I hadn’t slept that night and my wife and kids had left me upstairs in the hope I could rest. My neck pain had got so bad, at that moment I was crying into my pillow.
My son had crept upstairs to his room looking for a book and heard me through the wall.
Worry often gives a small thing a big shadow
I think a lot. Since having a second child, moving jobs & moving countries, life has become very different from what it once was.
I’ve let the worry and stress build up over time, and during Christmas, I fell ill. Last week the tension building in my neck got so bad the pain was unbearable.
And that hug from my son somehow made it all disappear for a few moments.
Empathy is about finding echoes of another person in yourself
At the age of 14, I got home from school one day to find my mum on the living room floor crying uncontrollably.
I froze, not knowing what to do. After a few seconds, I went to the kitchen and made her a cup of tea.
That day, she’d learned the love of her life had died unexpectedly. She and my father had divorced many years before and a while later she’d met someone she’d fallen deeply in love with.
And when she lost him, the best I could do was make her a cup of tea.
I think we all have empathy. We just may not have enough courage to display it
There aren’t many moments in my life I’d like to go back and change. But if I could, that would be one of them.
I’d open the door, go over and hug my mum.
At the time I wasn’t equipped. I’d never really hugged anyone, we weren’t a hugging family.
I don’t think I’d even thought about empathy that much.
So when I realised my son’s instinct was to ask if I was ok, and then hug me when he saw me crying, I felt proud of him.
We are at our most powerful the moment we no longer need to be powerful
In Denmark, males and females are seen as equals. There’s room for improvement, though for the most part society has moved gender equality nicely.
It’s somewhat noticeable in Danish movies that they don’t ask a shorter man to stand on a box or the women in a hole so the male is taller (in an attempt to look more powerful).
I’ve also learned that men here don’t feel the need to hide their vulnerability like in the UK, and I’ve yet to see a Danish parent tell their boy to ‘man up’ (a common request of a father to son where I used to live).

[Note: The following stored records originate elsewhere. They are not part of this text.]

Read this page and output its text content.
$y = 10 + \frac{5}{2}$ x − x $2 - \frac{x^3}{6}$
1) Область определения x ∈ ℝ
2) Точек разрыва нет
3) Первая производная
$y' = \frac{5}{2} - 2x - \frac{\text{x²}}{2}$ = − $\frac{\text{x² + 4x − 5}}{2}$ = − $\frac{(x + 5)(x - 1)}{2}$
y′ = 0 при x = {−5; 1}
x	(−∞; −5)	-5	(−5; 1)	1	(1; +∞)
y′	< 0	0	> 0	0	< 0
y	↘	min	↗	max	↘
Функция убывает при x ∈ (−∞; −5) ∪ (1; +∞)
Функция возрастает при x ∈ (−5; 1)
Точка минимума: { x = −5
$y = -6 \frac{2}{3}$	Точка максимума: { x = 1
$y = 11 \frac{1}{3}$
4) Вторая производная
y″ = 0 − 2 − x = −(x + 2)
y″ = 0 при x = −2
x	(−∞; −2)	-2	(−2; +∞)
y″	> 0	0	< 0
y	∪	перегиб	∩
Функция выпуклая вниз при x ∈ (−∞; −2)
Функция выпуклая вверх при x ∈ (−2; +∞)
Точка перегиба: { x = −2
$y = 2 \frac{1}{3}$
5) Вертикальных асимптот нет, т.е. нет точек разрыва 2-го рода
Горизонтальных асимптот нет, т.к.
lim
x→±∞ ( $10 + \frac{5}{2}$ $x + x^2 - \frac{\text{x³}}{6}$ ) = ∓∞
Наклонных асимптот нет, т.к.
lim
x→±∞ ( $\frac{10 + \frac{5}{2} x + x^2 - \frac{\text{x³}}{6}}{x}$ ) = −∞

Kindness, I’ve discovered, is everything in life
Both my sons feel comfortable displaying kindness. It’s wonderful to see, and my wife and I can’t take all the credit.
The Danish kindergarten my son attends has males and females. The males are kind and strong, and so are the females.
He gets great role models in Denmark.
To share your weakness is to make yourself vulnerable; to make yourself vulnerable is to show your strength
Strangely, on that day I felt like my son shouldn’t have seen me cry. I talked to my wife about it, I felt I should be displaying strength, not weakness.
She reminded me it’s healthy for children to see real-life emotions. She also reminded me crying is not a show of weakness.
What’s key is I wasn’t putting my emotion on him, I was simply expressing an emotion, and that’s good for him to see.
It’s healthy to be vulnerable, and healthy for children to see their parents are not invulnerable.
Danish society doesn’t appear to include many of the hang-ups around male vulnerability, and that’s pretty cool for everyone here, especially my children.